Personal truth will not choose to be our slave. That truth is personal means that our desire for control must die. We must commit ourselves to a far different existence, one characterized by interaction, an existence where the presence of each can be a blessing to all.

Truth is personal, and what is personal bears witness to truth; it has ultimate significance. It is therefore wrong to treat any person as a thing. It is wrong to treat anyone as disposable, to see anyone only in terms of our plans and ambitions. The last hundred years have been filled with just such abuse in many places around the globe. Sometimes this degradation of the human person is brought about by a totalitarian state. Sometimes it is the work of terrorists who show no pity. Sometimes it occurs through economic and social systems that reject the least successful.

Truth is personal. We see truth in its absolute form in the person of Jesus Christ. Once he taught in the Capernaum synagogue. Now he reigns in glory. But this same Jesus appears in a host of other places also. Whether we are Christian or Communist, Muslim or Jew, when we hunger for truth, we hunger for Christ. Whether we are scientist or statesman, playwright or philosopher, when we discover truth, we discover Christ. Some know to call him Christ, others do not, but in each case his reality remains. We know Christ is present in the Eucharist, but that is not the only place to find him. Discover any truth, and you will find him, and when you do, listen to what he has to tell you.

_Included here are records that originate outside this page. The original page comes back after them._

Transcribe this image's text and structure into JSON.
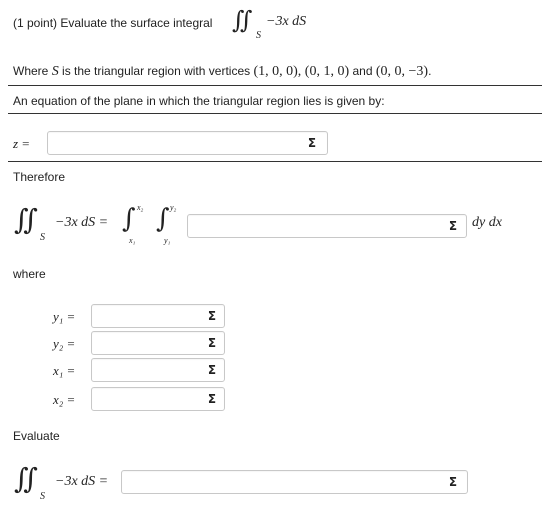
{
  "problem": {
    "intro": "(1 point) Evaluate the surface integral",
    "integrand": "−3x dS",
    "surface_sub": "S",
    "where_text": "Where",
    "where_var": "S",
    "where_rest": "is the triangular region with vertices",
    "vertices": "(1, 0, 0), (0, 1, 0)",
    "and_text": "and",
    "vertex3": "(0, 0, −3)",
    "plane_prompt": "An equation of the plane in which the triangular region lies is given by:"
  },
  "plane": {
    "label": "z =",
    "value": ""
  },
  "therefore": {
    "label": "Therefore",
    "lhs": "−3x dS =",
    "upper_x": "x₂",
    "lower_x": "x₁",
    "upper_y": "y₂",
    "lower_y": "y₁",
    "value": "",
    "differentials": "dy dx"
  },
  "where": {
    "label": "where",
    "fields": [
      {
        "label": "y₁ =",
        "value": ""
      },
      {
        "label": "y₂ =",
        "value": ""
      },
      {
        "label": "x₁ =",
        "value": ""
      },
      {
        "label": "x₂ =",
        "value": ""
      }
    ]
  },
  "evaluate": {
    "label": "Evaluate",
    "lhs": "−3x dS =",
    "value": ""
  },
  "icons": {
    "equation_editor": "sigma-icon"
  }
}
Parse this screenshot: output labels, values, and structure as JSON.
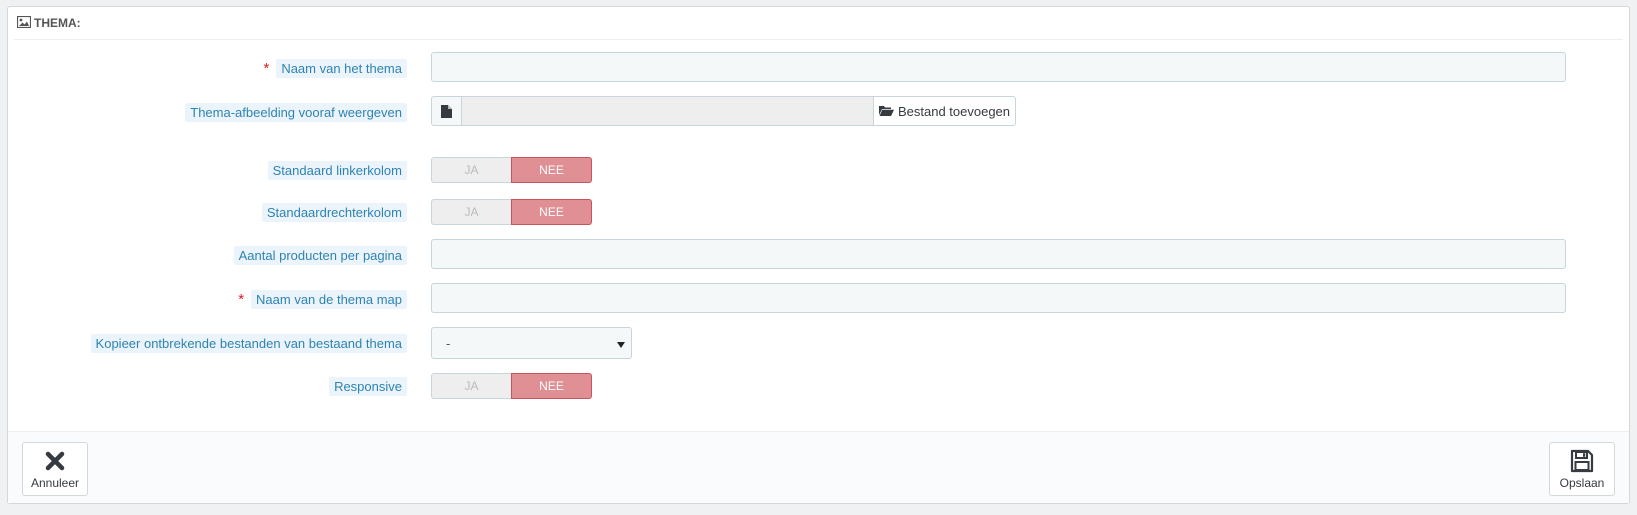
{
  "panel": {
    "title": "THEMA:",
    "icon": "image-icon"
  },
  "fields": {
    "theme_name": {
      "label": "Naam van het thema",
      "required": true,
      "value": ""
    },
    "preview_image": {
      "label": "Thema-afbeelding vooraf weergeven",
      "button_label": "Bestand toevoegen",
      "file_icon": "file-icon",
      "button_icon": "folder-open-icon",
      "value": ""
    },
    "left_column": {
      "label": "Standaard linkerkolom",
      "yes": "JA",
      "no": "NEE",
      "selected": "NEE"
    },
    "right_column": {
      "label": "Standaardrechterkolom",
      "yes": "JA",
      "no": "NEE",
      "selected": "NEE"
    },
    "products_per_page": {
      "label": "Aantal producten per pagina",
      "value": ""
    },
    "theme_dir": {
      "label": "Naam van de thema map",
      "required": true,
      "value": ""
    },
    "copy_missing": {
      "label": "Kopieer ontbrekende bestanden van bestaand thema",
      "selected": "-"
    },
    "responsive": {
      "label": "Responsive",
      "yes": "JA",
      "no": "NEE",
      "selected": "NEE"
    }
  },
  "footer": {
    "cancel_label": "Annuleer",
    "cancel_icon": "close-icon",
    "save_label": "Opslaan",
    "save_icon": "save-icon"
  },
  "colors": {
    "label_text": "#2e83b2",
    "label_bg": "#ecf4fb",
    "required": "#e01b1b",
    "switch_off": "#e08f95"
  }
}
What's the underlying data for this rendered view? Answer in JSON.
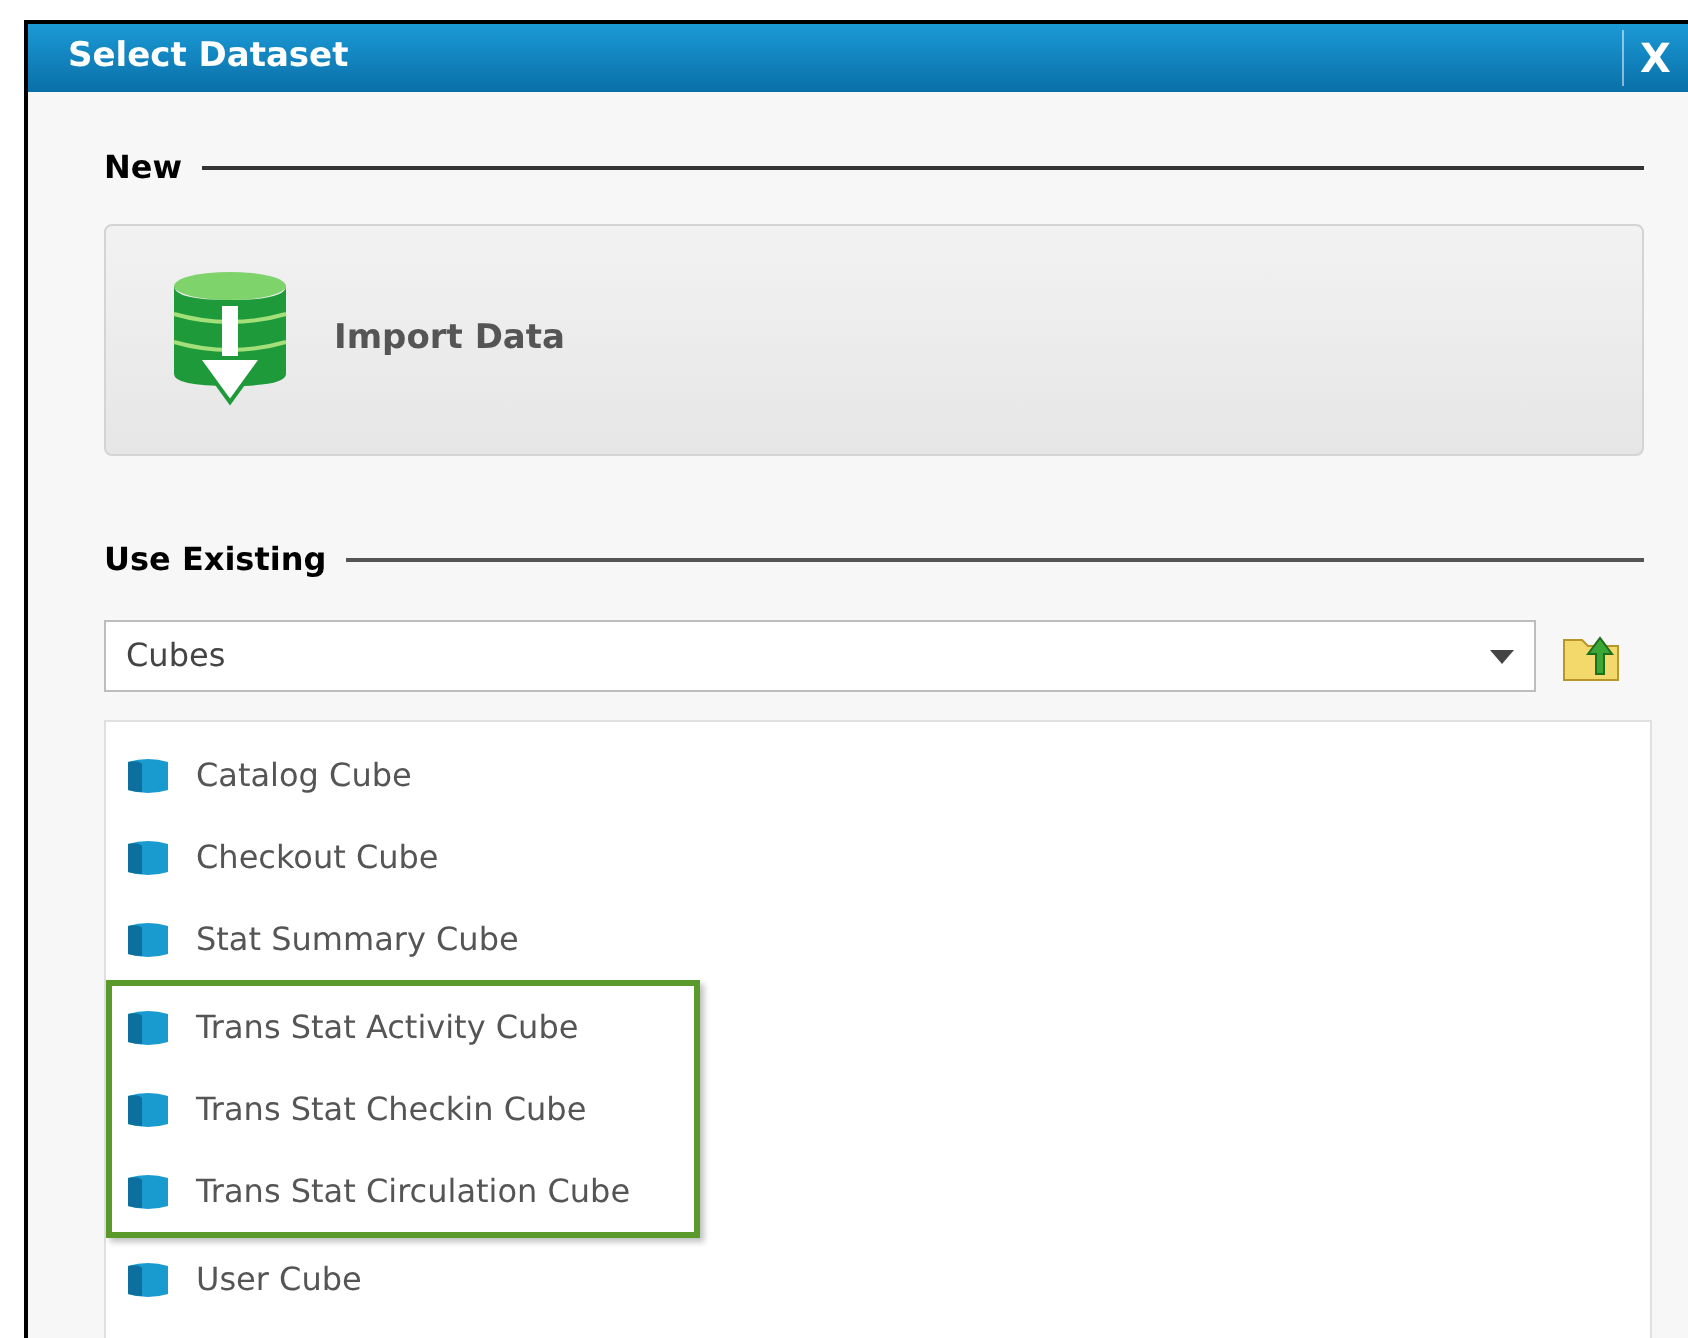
{
  "window": {
    "title": "Select Dataset",
    "close": "X"
  },
  "new_section": {
    "heading": "New",
    "button": "Import Data"
  },
  "existing_section": {
    "heading": "Use Existing",
    "dropdown": {
      "value": "Cubes"
    }
  },
  "items": [
    {
      "label": "Catalog Cube",
      "highlighted": false
    },
    {
      "label": "Checkout Cube",
      "highlighted": false
    },
    {
      "label": "Stat Summary Cube",
      "highlighted": false
    },
    {
      "label": "Trans Stat Activity Cube",
      "highlighted": true
    },
    {
      "label": "Trans Stat Checkin Cube",
      "highlighted": true
    },
    {
      "label": "Trans Stat Circulation Cube",
      "highlighted": true
    },
    {
      "label": "User Cube",
      "highlighted": false
    }
  ]
}
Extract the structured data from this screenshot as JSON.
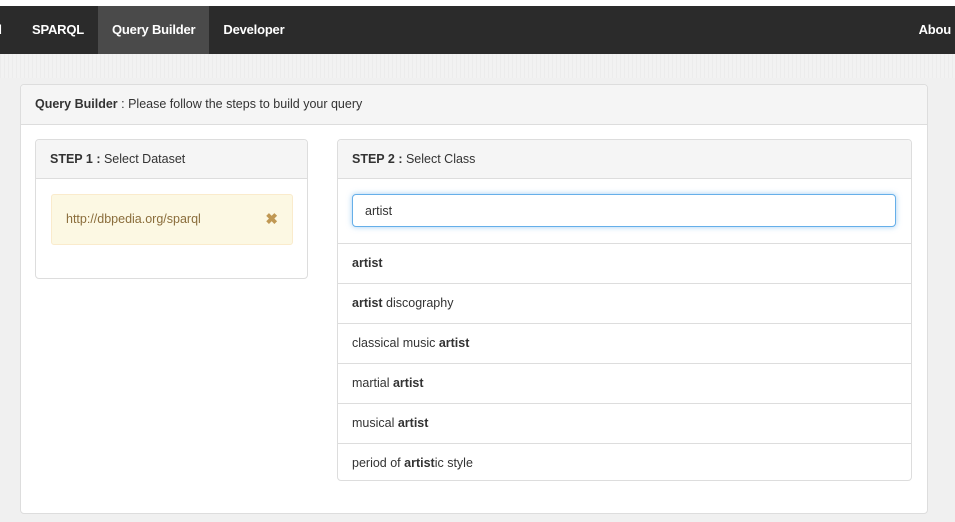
{
  "navbar": {
    "items": [
      {
        "label": "d"
      },
      {
        "label": "SPARQL"
      },
      {
        "label": "Query Builder",
        "active": true
      },
      {
        "label": "Developer"
      }
    ],
    "right_label": "Abou"
  },
  "main": {
    "title_bold": "Query Builder",
    "title_rest": " : Please follow the steps to build your query"
  },
  "step1": {
    "bold": "STEP 1 :",
    "rest": " Select Dataset",
    "dataset": "http://dbpedia.org/sparql",
    "remove_icon": "close-icon"
  },
  "step2": {
    "bold": "STEP 2 :",
    "rest": " Select Class",
    "search_value": "artist",
    "results": [
      {
        "pre": "",
        "bold": "artist",
        "post": ""
      },
      {
        "pre": "",
        "bold": "artist",
        "post": " discography"
      },
      {
        "pre": "classical music ",
        "bold": "artist",
        "post": ""
      },
      {
        "pre": "martial ",
        "bold": "artist",
        "post": ""
      },
      {
        "pre": "musical ",
        "bold": "artist",
        "post": ""
      },
      {
        "pre": "period of ",
        "bold": "artist",
        "post": "ic style"
      }
    ]
  },
  "colors": {
    "navbar_bg": "#2b2b2b",
    "navbar_active": "#4a4a4a",
    "dataset_bg": "#fcf8e3",
    "dataset_text": "#8a6d3b",
    "focus_border": "#66afe9"
  }
}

If then we are to educate the rising generation in a way that is worthy of them, we must help them to see that truth is personal, that truth cannot be controlled, that truth is a “who” rather than a “what.” That is a Christian belief, but one need not be a Christian to accept it. It belongs to an even wider wisdom. This understanding is one way that Christ enlightens everyone born into this world.

The truth is personal. The truth is also communal. The truth never remains a private matter, something we keep to ourselves. We cannot have a private truth like we have a private toothbrush. Yes, each of us has a unique perspective on the truth, one that reflects our character and experience, yet by itself that perspective is not valid. Our different unique views of the truth find their validity when they are taken together.

Jesus encounters those people of Capernaum in their synagogue. This is a public place where study and discussion and worship regularly occur, a place where people sense that they are a community and sense that they are accountable to one another. It is within this network of relationships with all its strains and tangles that they encounter truth in Jesus. They experience him in company with one another. And once they have been shocked out of their wits, they seek one another’s help to make sense of what has happened. They do not keep silent, but start to talk among themselves. They wonder about it together.

If we are to provide the rising generation with the education they deserve, then we must help them to see that truth is communal. Children should know what it means to belong to a community of learners, a community that extends far enough to include their teachers and other adults. The classroom should not be a place where isolated individuals engage in senseless competition, but a place where each person contributes and receives because each has a unique perspective on the truth and none holds a monopoly.

In this way, children will discover that truth is personal and that truth dwells among them. They will not simply acquire knowledge, but they will experience wisdom. Their universe will not be void of great plans and purposes. Instead, a new health and a new sanity will be realized among them — and among us.